Contrary to popular opinion, the tree peony (Paeonia suffruticosa) is a surprisingly easy shrub to grow, as long as it basic needs are met. The name “tree peony” must be dismissed as an exaggeration since this woody shrub can grow 4 to 5 feet tall and spread an equal distance. The shrub is free flowering and bears large, sweetly fragrant flowers, either single or double, in a wide range of colors.
The tree peony cultivar ‘High Noon’ was developed by Professor Arthur P. Saunders (1869 – 1953) in 1952 and is depicted as a columnar-shaped American hybrid with a large cup shaped semi-double, clear lemon-yellow flower set off by small raspberry red flares that bloom in late spring or early summer.
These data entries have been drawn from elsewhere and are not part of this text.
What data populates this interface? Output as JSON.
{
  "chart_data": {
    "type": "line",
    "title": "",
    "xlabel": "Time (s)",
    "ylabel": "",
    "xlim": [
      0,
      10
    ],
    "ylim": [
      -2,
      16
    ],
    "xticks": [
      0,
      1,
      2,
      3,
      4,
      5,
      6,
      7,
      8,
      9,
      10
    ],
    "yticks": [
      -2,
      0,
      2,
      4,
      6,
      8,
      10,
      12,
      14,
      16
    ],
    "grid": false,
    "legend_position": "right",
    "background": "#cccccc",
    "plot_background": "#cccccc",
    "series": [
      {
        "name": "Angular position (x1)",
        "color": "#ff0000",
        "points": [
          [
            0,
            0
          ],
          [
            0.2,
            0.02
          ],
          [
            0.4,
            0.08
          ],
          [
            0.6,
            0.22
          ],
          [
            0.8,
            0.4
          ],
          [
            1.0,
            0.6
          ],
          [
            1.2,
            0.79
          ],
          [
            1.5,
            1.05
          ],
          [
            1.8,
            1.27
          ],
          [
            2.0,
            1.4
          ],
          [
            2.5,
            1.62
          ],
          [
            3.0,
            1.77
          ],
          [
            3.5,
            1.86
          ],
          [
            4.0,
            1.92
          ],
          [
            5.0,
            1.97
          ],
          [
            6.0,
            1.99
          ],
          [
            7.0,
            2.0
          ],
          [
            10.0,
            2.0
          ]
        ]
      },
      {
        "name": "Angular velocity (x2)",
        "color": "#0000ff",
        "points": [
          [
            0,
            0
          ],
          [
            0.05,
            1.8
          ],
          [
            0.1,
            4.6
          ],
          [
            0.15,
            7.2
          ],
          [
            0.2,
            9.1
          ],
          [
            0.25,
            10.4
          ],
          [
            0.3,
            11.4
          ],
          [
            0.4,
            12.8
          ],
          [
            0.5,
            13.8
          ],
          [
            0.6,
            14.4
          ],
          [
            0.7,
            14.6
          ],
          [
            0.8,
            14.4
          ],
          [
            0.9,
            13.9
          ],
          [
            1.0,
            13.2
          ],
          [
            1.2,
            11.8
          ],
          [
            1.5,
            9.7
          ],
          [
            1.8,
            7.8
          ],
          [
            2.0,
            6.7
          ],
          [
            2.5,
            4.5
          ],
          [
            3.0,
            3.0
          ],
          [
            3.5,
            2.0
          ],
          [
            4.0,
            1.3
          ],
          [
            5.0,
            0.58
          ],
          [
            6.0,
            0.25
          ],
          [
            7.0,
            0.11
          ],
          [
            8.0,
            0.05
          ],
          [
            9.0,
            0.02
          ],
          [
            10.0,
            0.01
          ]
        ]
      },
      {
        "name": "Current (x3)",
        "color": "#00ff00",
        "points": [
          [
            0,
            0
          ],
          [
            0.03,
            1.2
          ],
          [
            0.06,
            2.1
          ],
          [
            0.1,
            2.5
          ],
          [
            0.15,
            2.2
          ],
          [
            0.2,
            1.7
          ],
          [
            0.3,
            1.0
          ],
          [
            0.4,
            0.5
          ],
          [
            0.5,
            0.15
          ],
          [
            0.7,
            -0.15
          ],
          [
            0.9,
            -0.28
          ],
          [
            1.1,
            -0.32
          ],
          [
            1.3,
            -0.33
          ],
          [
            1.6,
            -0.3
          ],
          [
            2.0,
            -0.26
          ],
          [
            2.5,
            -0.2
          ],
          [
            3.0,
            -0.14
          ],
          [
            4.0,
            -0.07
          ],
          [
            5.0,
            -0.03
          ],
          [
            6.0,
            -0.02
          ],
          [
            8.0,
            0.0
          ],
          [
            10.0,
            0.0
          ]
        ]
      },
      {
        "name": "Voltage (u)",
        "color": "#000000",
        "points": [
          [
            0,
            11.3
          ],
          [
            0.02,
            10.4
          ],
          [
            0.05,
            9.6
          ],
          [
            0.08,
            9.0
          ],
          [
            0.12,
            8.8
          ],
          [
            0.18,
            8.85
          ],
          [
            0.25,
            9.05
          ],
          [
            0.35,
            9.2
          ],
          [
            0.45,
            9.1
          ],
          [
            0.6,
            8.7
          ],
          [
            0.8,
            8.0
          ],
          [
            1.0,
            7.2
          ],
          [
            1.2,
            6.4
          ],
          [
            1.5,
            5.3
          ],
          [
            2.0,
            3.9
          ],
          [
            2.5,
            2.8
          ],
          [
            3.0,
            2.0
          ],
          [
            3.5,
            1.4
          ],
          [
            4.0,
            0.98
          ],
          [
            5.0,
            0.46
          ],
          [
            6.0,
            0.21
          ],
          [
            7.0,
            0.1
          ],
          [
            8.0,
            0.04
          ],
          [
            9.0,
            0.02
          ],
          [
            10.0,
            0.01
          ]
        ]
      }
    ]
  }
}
The flowers are described to “have great beauty and refinement.” Saunders is known as the father of the modern hybrid peony and a leader of the American Peony Society. ‘High Noon’ was awarded the American Peony Society Gold Medal in 1989. “Any number of early peony growers made species crosses, some of which afforded glimpses of things to come, but it was not until Saunders’ landmark work that the bewildering number of breeding possibilities inherent in the peony were recognized.”
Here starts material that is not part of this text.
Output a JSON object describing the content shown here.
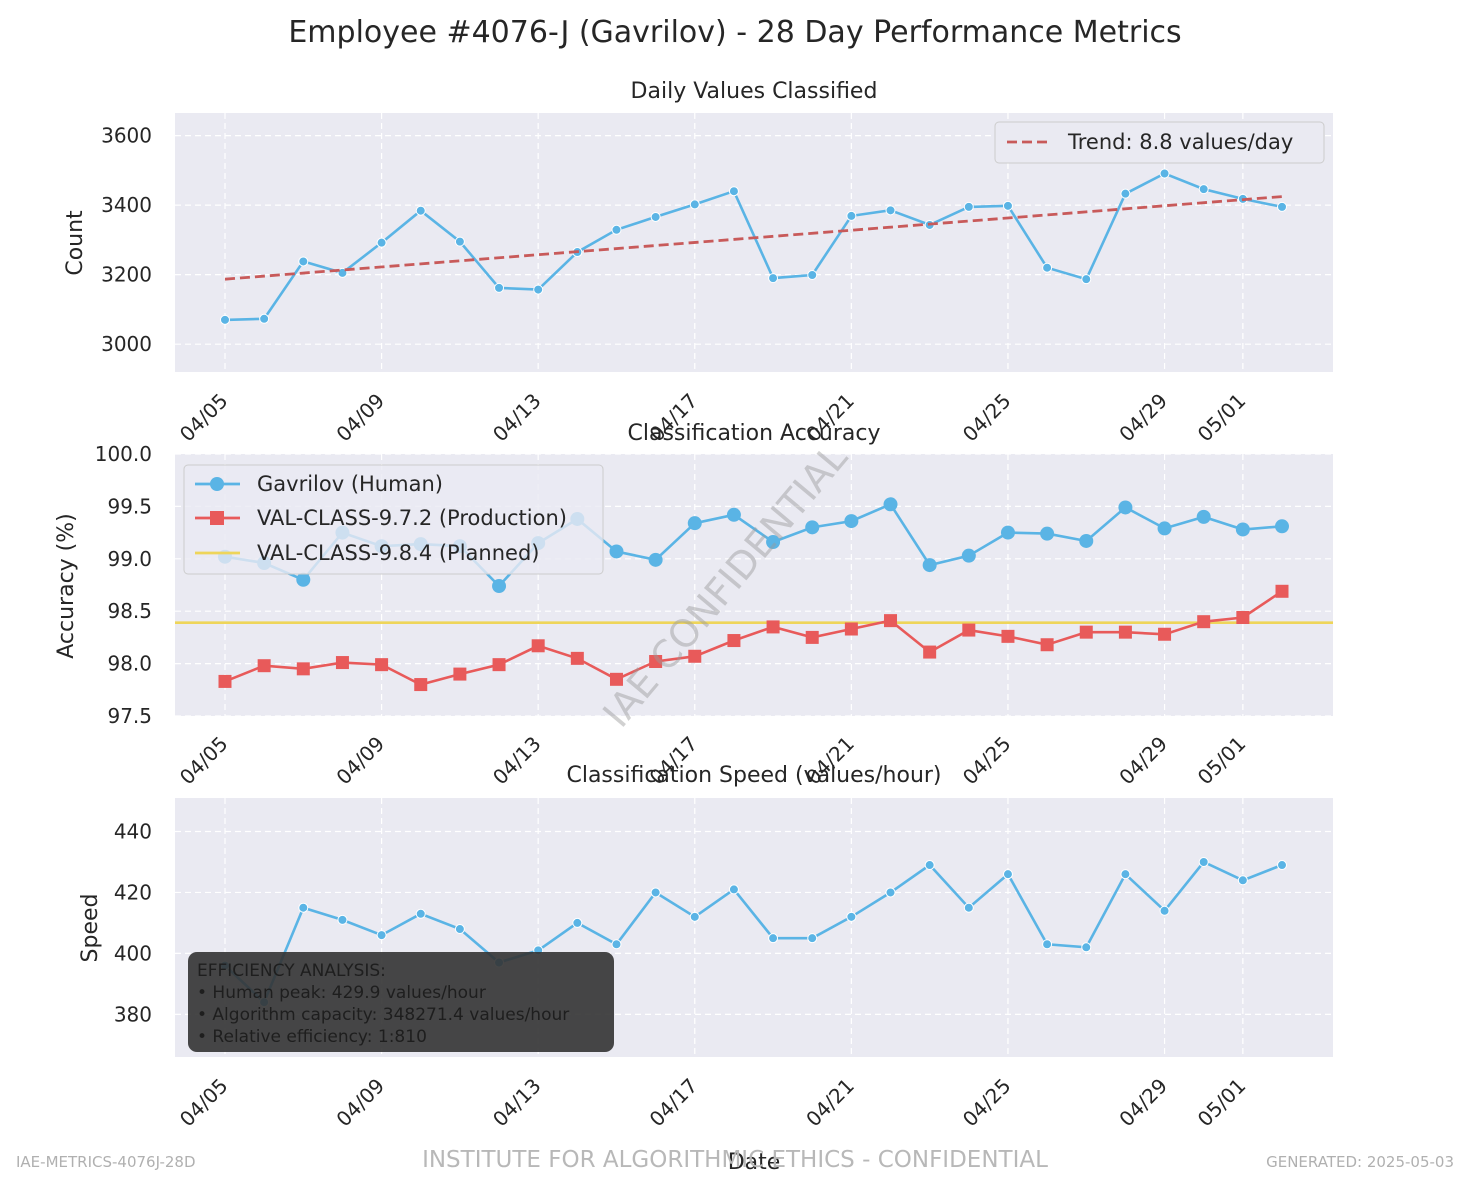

Tree peonies grow best in morning sun with some afternoon shade. Five to six hours of light is sufficient. Plant in well-drained, friable soil in a protected location where winter snow is probable. If the soil fertility is poor it can upgraded with compost and leafmold. The planting hole should be 15 inches deep and 30 inches wide. Avoid a location where extreme heat, wet soil, and hot afternoon sun will be a problem. With our unpredictable winters, tree peonies should be protected with a structure built around them in the fall and filled with leaves for good winter protection. The ground around the plant should also be covered with mulch.